Rassemblement du comité de soutien des syndicalistes de la justice

 

Par Malika Ben

 

Le rassemblement du comité de suivi et de soutien aux grévistes de la faim dont la santé se dégrade au fil des jours, n’aura duré qu’une quinzaine de minutes. Juste le temps de se regrouper enfin et de scander à tue-tête : “Sauvez les grévistes de la faim”, “La mort approche et le ministère tergiverse” ou encore “Quelle honte ministère sans décision !”

En fait, les fonctionnaires de la justice et les représentants d’associations qui ont répondu à l’appel du comité du Snapap se sont livrés pendant plus d’une heure au jeu du chat et de la souris avec les policiers. Le comité qui a tenu secret le lieu de la tenue du rassemblement de jeudi a finalement eu du mal à échapper aux filets des forces de l’ordre. “Nous avions pensé à un rassemblement devant la Maison de la presse mais en cas de présence policière, nous irons à la place de la Concorde du 1er-Mai”, nous informe la SG du Snapap. Hélas, des comités d’accueil les attendaient au niveau des deux endroits ciblés.
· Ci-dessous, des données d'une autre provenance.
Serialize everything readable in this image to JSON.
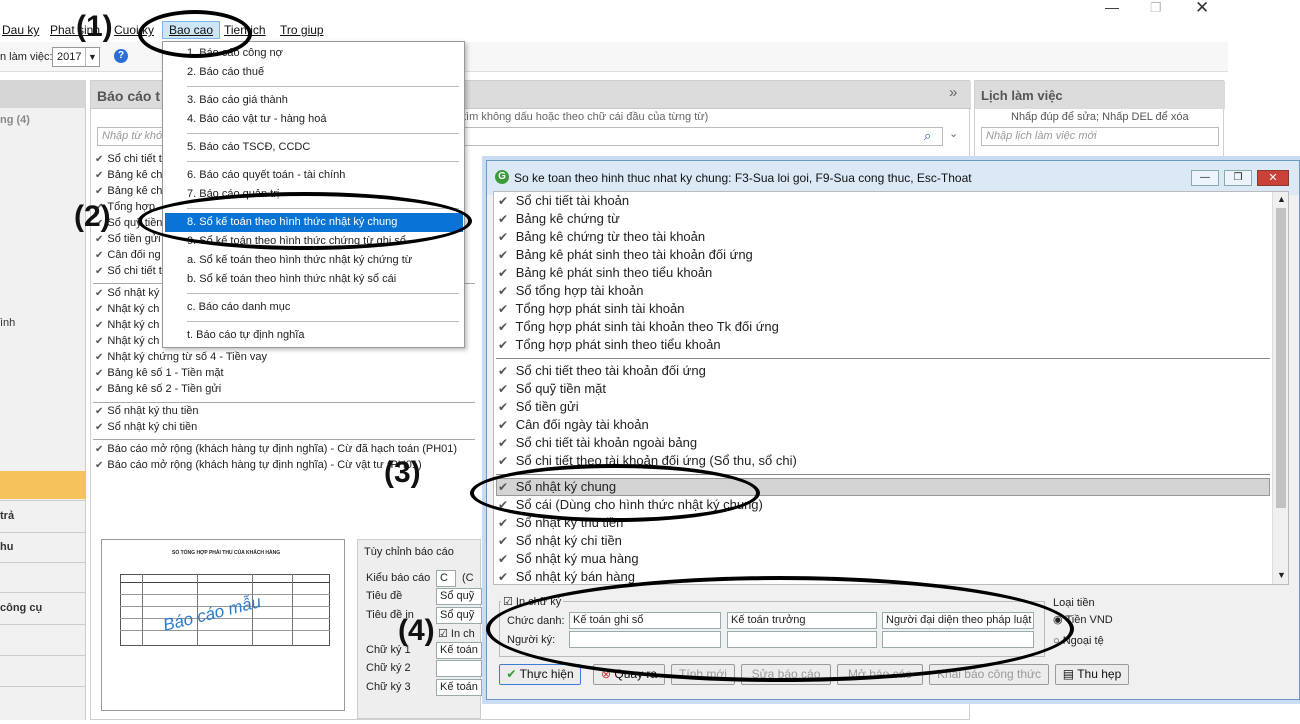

Les manifestants se sont postés entre le siège de la Maison de la presse et la place de la Concorde. Des policiers aux aguets font des allers-retours entre les deux endroits. Voulant coûte que coûte tenir leur sit-in, les manifestants ont décidé de se rassembler non loin de la place de la Concorde. Ils n’auront droit finalement qu’à quelques minutes. Des policiers arrivent et leur intiment l’ordre de partir. Les manifestants s’exécutent : “Nous avons tenu notre rassemblement, nous allons donc partir.” Les instructions que les policiers venaient de recevoir étaient claires : il fallait leur trouver un moyen de transport pour les chasser des lieux. Exécution ! Les policiers escortent les manifestants jusqu’aux stations de bus de la place du 1er-Mai pour les faire embarquer dans des bus à destination de Dar El-Beïda. Habitués aux répressions et autres intimidations policières, les syndicalistes du Snapap et ceux du secteur de la justice ont probablement été beaucoup plus marqués par “la démission” des fonctionnaires de ce département d’un combat qu’ils ont pourtant lancé tous ensemble.